Brownfield: Wrap with FFI

Best when the system is large, in production, and must keep running during migration.

#![allow(unused)]
fn main() {
// Wrap existing C library via FFI
extern "C" {
    fn legacy_compute(data: *const f32, len: usize) -> f32;
}

// Rust wrapper with safety boundary
pub fn compute(data: &[f32]) -> f32 {
    unsafe { legacy_compute(data.as_ptr(), data.len()) }
}
}

When to Wrap

  • The system is in production with live traffic
  • Individual modules can be replaced behind stable interfaces
  • You need to validate Rust output against the original at each step
  • Team is still learning Rust idioms

Hybrid Approach

Most real migrations use a hybrid.
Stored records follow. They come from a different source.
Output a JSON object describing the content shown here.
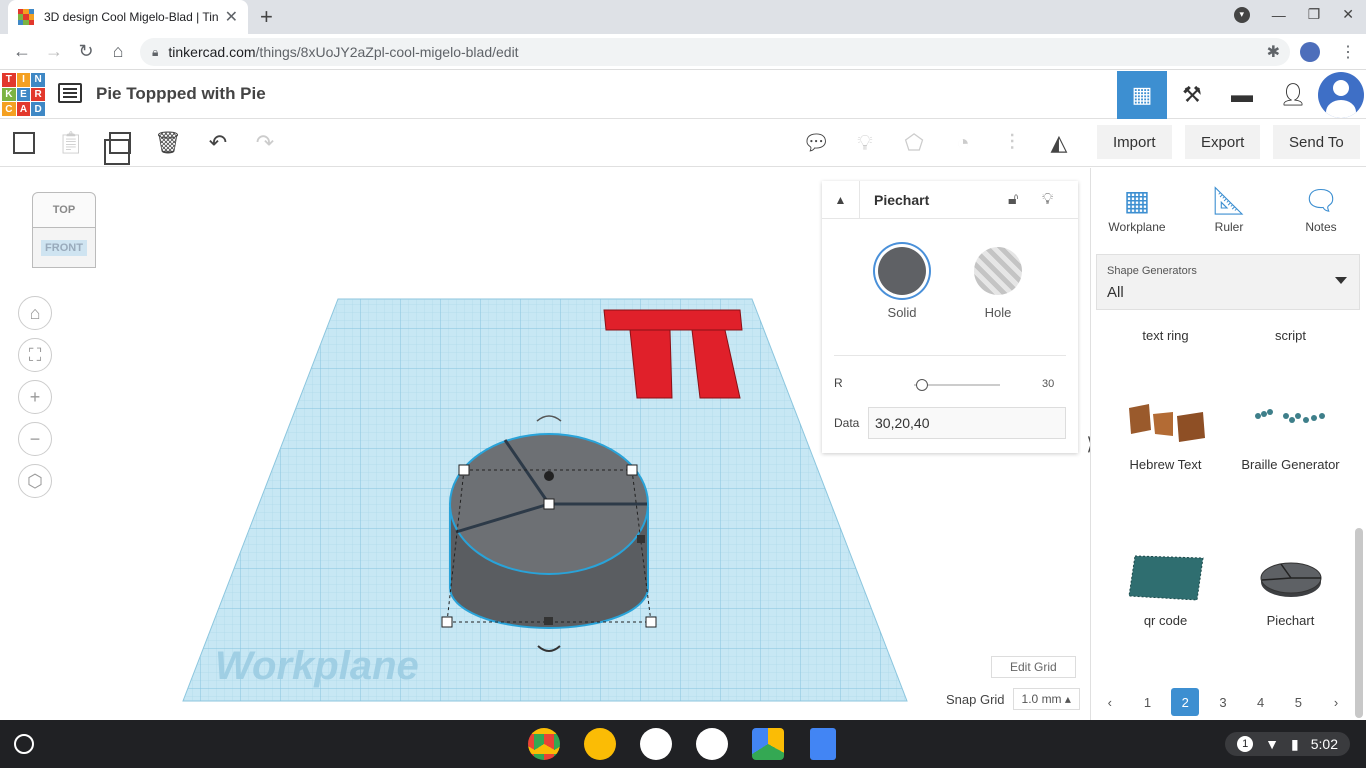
{
  "browser": {
    "tab_title": "3D design Cool Migelo-Blad | Tin",
    "url_host": "tinkercad.com",
    "url_path": "/things/8xUoJY2aZpl-cool-migelo-blad/edit"
  },
  "app": {
    "logo_letters": [
      "TIN",
      "KER",
      "CAD"
    ],
    "design_title": "Pie Toppped with Pie"
  },
  "actions": {
    "import": "Import",
    "export": "Export",
    "send_to": "Send To"
  },
  "viewcube": {
    "top": "TOP",
    "front": "FRONT"
  },
  "workplane": {
    "label": "Workplane",
    "edit_grid": "Edit Grid",
    "snap_label": "Snap Grid",
    "snap_value": "1.0 mm ▴"
  },
  "inspector": {
    "title": "Piechart",
    "solid": "Solid",
    "hole": "Hole",
    "r_label": "R",
    "r_value": "30",
    "data_label": "Data",
    "data_value": "30,20,40"
  },
  "right_panel": {
    "tools": [
      "Workplane",
      "Ruler",
      "Notes"
    ],
    "generator_label": "Shape Generators",
    "generator_value": "All",
    "items": [
      {
        "label": "text ring"
      },
      {
        "label": "script"
      },
      {
        "label": "Hebrew Text"
      },
      {
        "label": "Braille Generator"
      },
      {
        "label": "qr code"
      },
      {
        "label": "Piechart"
      }
    ],
    "pages": [
      "1",
      "2",
      "3",
      "4",
      "5"
    ],
    "active_page": "2"
  },
  "shelf": {
    "time": "5:02",
    "notif_count": "1"
  },
  "colors": {
    "accent": "#3d8fd1",
    "shape_red": "#e0202a",
    "pie_gray": "#6a6d70",
    "grid_blue": "#bfe3f2"
  }
}
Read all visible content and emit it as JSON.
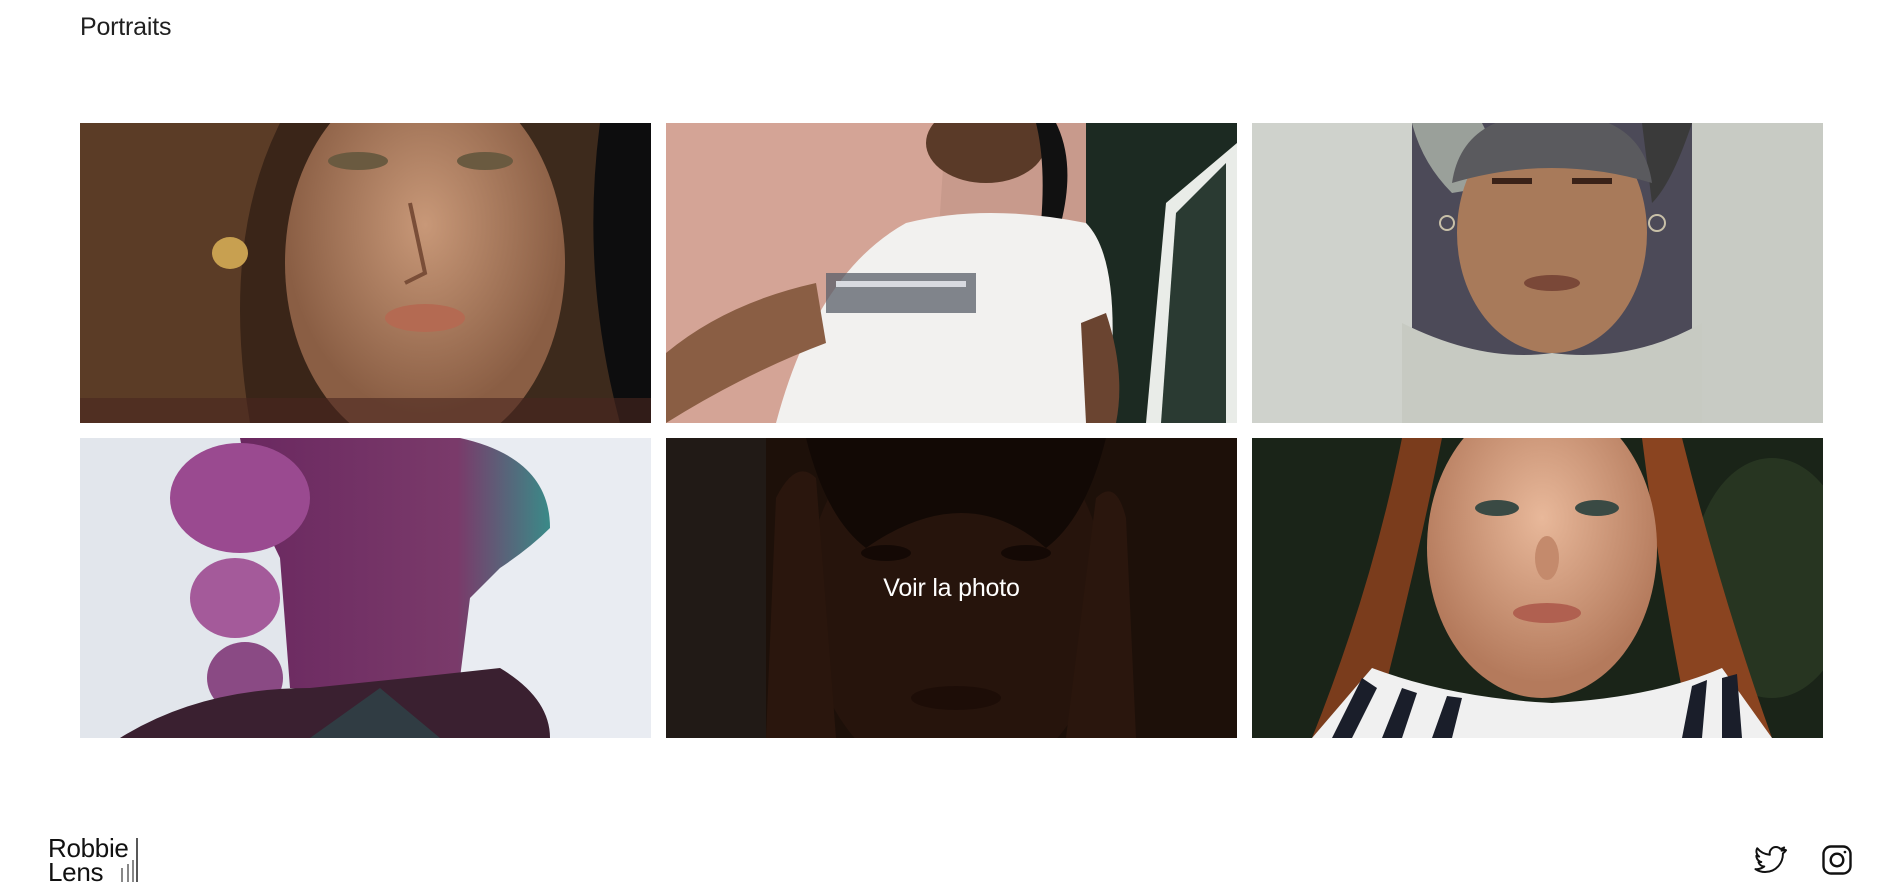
{
  "section": {
    "title": "Portraits"
  },
  "gallery": {
    "hover_label": "Voir la photo",
    "tiles": [
      {
        "subject": "woman-wavy-hair-portrait",
        "hovered": false
      },
      {
        "subject": "person-white-tshirt-portrait",
        "hovered": false
      },
      {
        "subject": "man-bucket-hat-portrait",
        "hovered": false
      },
      {
        "subject": "woman-purple-hair-profile",
        "hovered": false
      },
      {
        "subject": "woman-hands-on-face-portrait",
        "hovered": true
      },
      {
        "subject": "woman-auburn-hair-portrait",
        "hovered": false
      }
    ]
  },
  "footer": {
    "logo_line1": "Robbie",
    "logo_line2": "Lens",
    "social": [
      {
        "icon": "twitter-icon"
      },
      {
        "icon": "instagram-icon"
      }
    ]
  },
  "colors": {
    "background": "#ffffff",
    "text": "#1a1a1a",
    "overlay": "#1a0c06",
    "overlay_text": "#ffffff"
  }
}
Batuta supports this with its gradual migration mode:

# Transpile one module at a time
batuta transpile --module data_loader --source ./src --target ./rust_out

# Validate the single module
batuta validate --module data_loader --compare

Progression Pattern

Week 1-2:  [Python] [Python] [Python] [Python]
Week 3-4:  [Rust  ] [Python] [Python] [Python]
Week 5-6:  [Rust  ] [Rust  ] [Python] [Python]
Week 7-8:  [Rust  ] [Rust  ] [Rust  ] [Python]
Week 9-10: [Rust  ] [Rust  ] [Rust  ] [Rust  ]

Each replacement is validated independently before proceeding. This is the Jidoka principle applied to migration: stop and fix before moving forward.

Common Pitfall: The Big Bang Rewrite

Avoid rewriting everything at once. Even small projects benefit from incremental validation. Batuta’s 5-phase pipeline enforces this discipline by requiring validation after each transpilation.